Last week Corteva, the agricultural arm of Dow-DuPont, announced what it is calling a “multi-channel, multi-brand seed strategy.” This is corporate speak for re-shuffling the deck and discarding some well-known brands. In the Eastern Corn Belt, Brodbeck will become part of Dairyland Seeds.
Corteva officials are also trying to narrow the focus of the new corporation that will become a stand-alone entity in 2019. They are looking to jettison some specialty lines to focus more on corn, soybeans, and wheat. Cost-cutting is also at work here. Dow-DuPont Chief Executive Officer Ed Breen said, on a Wall Street conference call to discuss first-quarter earnings, that they plan to cut $3.3 billion in expenses in the next year. But what does all this mean to farmers?

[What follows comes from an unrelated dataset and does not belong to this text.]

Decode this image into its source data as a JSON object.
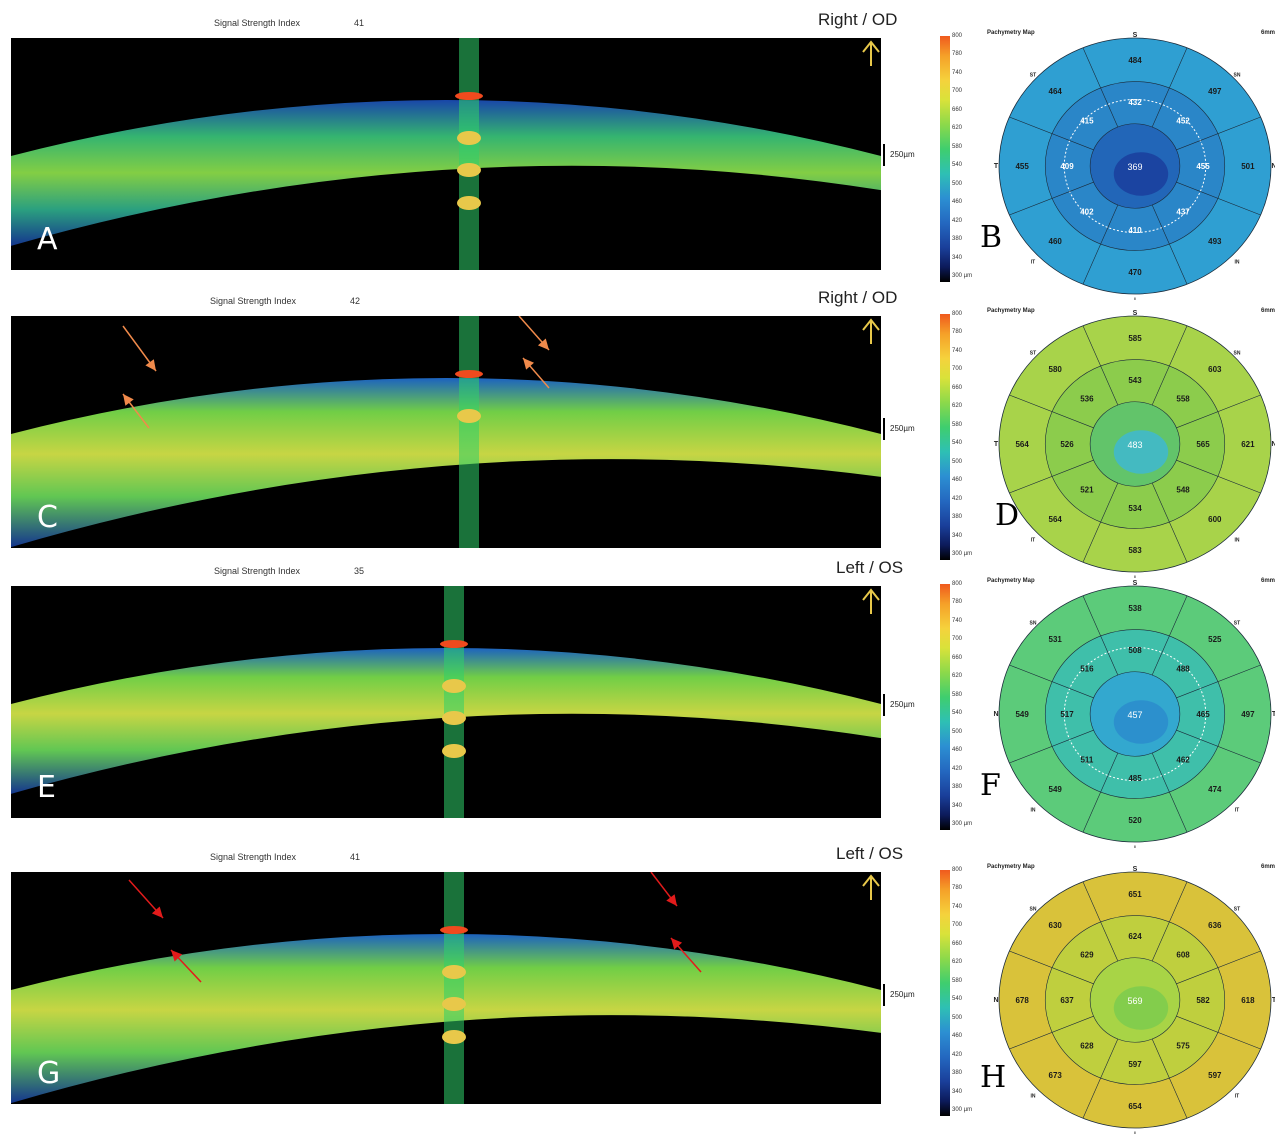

On the one hand, it might mean a better selection of seed and technology. One seed salesmen who is having to have new business cards made said, “If it means I can offer my customers new products, then it is a good thing.” With the astronomical cost of producing and registering new technology, corporations need to sell that technology in as many different bags as possible. The downside for the farmer is that the neighbor or trusted friend who has sold you your seed for years may be different.
In the global corporate structure that represents most seed and input products, technology and innovation has value, but customer service does not. The restructuring decisions in these mega-mergers are being directed by people with far more experience in cost accounting and stock valuation than in seed placement and germination.
The Corteva changes are just the beginning. The Bayer-Monsanto merger is getting closer to completion, and last week it was announced several top Monsanto officials will not be making the move to Bayer. How all this will play out at the farm level remains to be seen. Trust and relationship have always been important to farmers. I don’t think, even in these high-tech times, that is going to change. In the end, the company that wins will be the one with the best trust and connection to farmers. I hope top corporate executives don’t lose sight of this.